Но, как я понял, переживать за команду и было его основной работой. Я, в свою очередь, подошел к своему противнику, он был мне кем-то вроде крестника, и спросил:
– А ты что так меч-то выставил?
Он обиженно насупился, и сказал:
– Да это мой особенный финт такой, я в деревне всех им делал. Я за борт щита рычагом щит противника вышибаю, и потом ногой в грудь. В деревне никто справиться со мной не мог. А у тебя вот щита-то не оказалось, и ты разом так по руке больно долбанул. Я-то и не думал, что кисть-то слабое место.
– Ну, извини, сражение есть сражение, да я и не сильно тебя, вон рука здоровая. Ну, а ухо-то пройдет.
– Ну, все равно стыдно как-то, как маленького уделал.

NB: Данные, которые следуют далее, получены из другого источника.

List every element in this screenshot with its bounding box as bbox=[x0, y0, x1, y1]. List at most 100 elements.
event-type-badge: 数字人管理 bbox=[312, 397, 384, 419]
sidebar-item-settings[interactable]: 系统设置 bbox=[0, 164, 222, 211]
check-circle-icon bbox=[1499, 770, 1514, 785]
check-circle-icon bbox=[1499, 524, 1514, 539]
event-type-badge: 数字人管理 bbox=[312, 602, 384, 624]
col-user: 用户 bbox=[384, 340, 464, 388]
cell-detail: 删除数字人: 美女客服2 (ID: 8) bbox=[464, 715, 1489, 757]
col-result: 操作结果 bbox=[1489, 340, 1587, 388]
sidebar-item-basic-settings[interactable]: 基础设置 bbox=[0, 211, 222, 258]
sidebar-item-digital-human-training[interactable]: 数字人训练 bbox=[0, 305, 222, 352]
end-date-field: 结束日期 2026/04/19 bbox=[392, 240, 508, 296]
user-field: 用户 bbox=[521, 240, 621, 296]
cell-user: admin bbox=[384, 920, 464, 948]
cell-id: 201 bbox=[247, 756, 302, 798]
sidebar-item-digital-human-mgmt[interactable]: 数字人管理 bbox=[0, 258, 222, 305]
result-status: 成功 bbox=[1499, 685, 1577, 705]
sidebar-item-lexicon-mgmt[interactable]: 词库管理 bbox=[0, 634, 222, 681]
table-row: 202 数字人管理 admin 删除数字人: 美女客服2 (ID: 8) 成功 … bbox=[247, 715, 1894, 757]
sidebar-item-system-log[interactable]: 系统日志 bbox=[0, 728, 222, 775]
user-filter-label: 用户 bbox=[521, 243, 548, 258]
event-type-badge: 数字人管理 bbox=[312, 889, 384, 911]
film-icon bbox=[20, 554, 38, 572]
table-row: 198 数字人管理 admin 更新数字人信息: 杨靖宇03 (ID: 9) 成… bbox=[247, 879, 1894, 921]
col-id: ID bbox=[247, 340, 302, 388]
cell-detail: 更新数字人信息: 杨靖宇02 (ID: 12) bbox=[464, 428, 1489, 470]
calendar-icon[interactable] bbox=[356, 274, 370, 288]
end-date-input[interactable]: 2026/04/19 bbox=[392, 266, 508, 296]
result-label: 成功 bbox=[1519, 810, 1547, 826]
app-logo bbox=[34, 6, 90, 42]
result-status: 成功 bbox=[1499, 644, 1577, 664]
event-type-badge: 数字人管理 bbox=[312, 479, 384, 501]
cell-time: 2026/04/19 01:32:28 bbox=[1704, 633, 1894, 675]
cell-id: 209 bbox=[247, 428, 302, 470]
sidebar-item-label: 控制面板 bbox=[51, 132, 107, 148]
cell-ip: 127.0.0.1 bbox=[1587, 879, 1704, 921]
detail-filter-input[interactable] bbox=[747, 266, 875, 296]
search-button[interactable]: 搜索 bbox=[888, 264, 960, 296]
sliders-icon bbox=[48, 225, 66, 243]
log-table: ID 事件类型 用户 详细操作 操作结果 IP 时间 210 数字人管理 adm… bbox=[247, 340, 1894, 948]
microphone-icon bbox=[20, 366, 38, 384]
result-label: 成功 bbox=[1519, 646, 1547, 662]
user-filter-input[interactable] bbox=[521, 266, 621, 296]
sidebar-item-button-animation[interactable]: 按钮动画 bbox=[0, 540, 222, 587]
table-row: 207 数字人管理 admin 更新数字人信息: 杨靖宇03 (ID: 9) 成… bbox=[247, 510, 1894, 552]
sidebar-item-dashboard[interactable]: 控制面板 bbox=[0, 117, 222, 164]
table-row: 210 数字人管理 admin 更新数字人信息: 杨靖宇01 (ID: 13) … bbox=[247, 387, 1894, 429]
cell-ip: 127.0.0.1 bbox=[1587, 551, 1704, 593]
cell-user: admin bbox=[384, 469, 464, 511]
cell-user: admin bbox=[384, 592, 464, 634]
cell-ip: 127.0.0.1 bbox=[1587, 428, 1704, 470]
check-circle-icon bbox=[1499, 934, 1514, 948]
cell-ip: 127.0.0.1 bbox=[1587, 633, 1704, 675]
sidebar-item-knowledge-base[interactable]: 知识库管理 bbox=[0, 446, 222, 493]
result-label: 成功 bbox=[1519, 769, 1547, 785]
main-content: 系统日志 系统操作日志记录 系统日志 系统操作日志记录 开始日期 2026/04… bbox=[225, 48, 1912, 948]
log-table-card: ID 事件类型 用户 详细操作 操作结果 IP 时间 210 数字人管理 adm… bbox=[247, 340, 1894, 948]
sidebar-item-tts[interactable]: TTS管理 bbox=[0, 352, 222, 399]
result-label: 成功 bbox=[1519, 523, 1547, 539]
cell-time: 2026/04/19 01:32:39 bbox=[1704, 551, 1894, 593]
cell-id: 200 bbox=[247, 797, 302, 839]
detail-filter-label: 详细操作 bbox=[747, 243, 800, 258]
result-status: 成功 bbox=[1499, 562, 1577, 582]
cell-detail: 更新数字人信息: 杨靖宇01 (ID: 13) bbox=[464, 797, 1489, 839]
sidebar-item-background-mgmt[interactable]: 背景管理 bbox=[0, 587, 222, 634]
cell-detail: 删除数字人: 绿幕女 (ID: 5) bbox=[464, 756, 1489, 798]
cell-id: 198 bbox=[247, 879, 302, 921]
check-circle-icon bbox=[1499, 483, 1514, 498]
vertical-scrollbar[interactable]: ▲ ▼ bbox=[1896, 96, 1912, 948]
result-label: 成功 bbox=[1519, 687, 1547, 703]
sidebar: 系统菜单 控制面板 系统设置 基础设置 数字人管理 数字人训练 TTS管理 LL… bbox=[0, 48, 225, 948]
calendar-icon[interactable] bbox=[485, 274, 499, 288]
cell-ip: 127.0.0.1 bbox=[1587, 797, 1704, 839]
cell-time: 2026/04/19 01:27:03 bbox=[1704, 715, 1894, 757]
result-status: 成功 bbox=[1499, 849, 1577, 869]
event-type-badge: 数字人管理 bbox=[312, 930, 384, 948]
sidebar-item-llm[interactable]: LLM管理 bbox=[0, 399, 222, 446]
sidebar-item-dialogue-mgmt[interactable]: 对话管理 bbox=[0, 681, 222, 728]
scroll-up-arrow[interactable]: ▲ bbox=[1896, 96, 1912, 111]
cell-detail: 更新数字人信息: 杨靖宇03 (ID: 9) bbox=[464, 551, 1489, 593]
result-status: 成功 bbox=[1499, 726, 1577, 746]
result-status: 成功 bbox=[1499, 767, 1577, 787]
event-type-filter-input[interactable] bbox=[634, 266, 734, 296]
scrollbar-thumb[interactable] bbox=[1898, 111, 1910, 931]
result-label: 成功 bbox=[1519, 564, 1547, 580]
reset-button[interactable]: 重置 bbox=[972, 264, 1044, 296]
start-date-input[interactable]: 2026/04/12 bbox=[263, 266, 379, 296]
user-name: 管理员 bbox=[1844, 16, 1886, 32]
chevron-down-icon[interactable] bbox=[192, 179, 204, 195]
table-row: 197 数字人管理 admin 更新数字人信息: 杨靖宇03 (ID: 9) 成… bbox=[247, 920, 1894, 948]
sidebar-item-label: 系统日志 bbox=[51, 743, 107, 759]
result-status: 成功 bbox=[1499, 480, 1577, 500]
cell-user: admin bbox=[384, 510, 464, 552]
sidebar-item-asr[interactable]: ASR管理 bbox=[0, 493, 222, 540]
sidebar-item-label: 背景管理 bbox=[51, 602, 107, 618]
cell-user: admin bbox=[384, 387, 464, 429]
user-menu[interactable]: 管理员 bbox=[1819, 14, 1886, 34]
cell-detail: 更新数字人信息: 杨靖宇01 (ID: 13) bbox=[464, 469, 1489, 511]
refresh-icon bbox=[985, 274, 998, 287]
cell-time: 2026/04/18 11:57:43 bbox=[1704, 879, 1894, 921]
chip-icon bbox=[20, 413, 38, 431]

– Не как маленького, а как «Грушу», ты ведь «Груша» и есть. Ну, ничего, будешь тренироваться, может свой коронный-то и отшлифуешь, чтобы он стал серьезным приемом.
Он посмотрел на меня и протянул руку для рукопожатия:
– Земал, но это имя теперь ненадолго, нам же теперь в церковь, завтра новые имена дадут, мы же теперь мечники.
– Алексей, – пожал я протянутую руку и еще раз понял, что слишком мало тут еще знаю. Но, в целом, система с именами мне становилась понятной. У крестьян были имена на «З», у ремесленников на «А», у мечников на «Х», у лучников на «Л». Рыцарь имел право поменять имя по своему усмотрению или оставить свое. Липин был рыцарем из бывших лучников и сохранил свое имя. Так понятно, что имена давали церковники в школе и вели строгий учет по людям. Ни один новый человек не мог появиться, не отметившись в церкви, и не мог умереть, не выйдя через нее. Система была чисто мужской, логической, почти программной. Сменил профессию, сменил имя. Мне как иноземцу было проще, так как у нас могут быть свои буквы и свой алфавит. Но, тем не менее, учет по мне тоже велся, хоть я и нарушил незыблемое правило и сразу встал на учет на арене, а не в церкви. Хилт переживал за нас, ходил и бубнил под нос:
– Ну, вот бы мне бы за жребий отвечать, я бы ни одного нашего не потерял, блин, а так завтра-то на все воля Божия, ух, потеряем мы ребят.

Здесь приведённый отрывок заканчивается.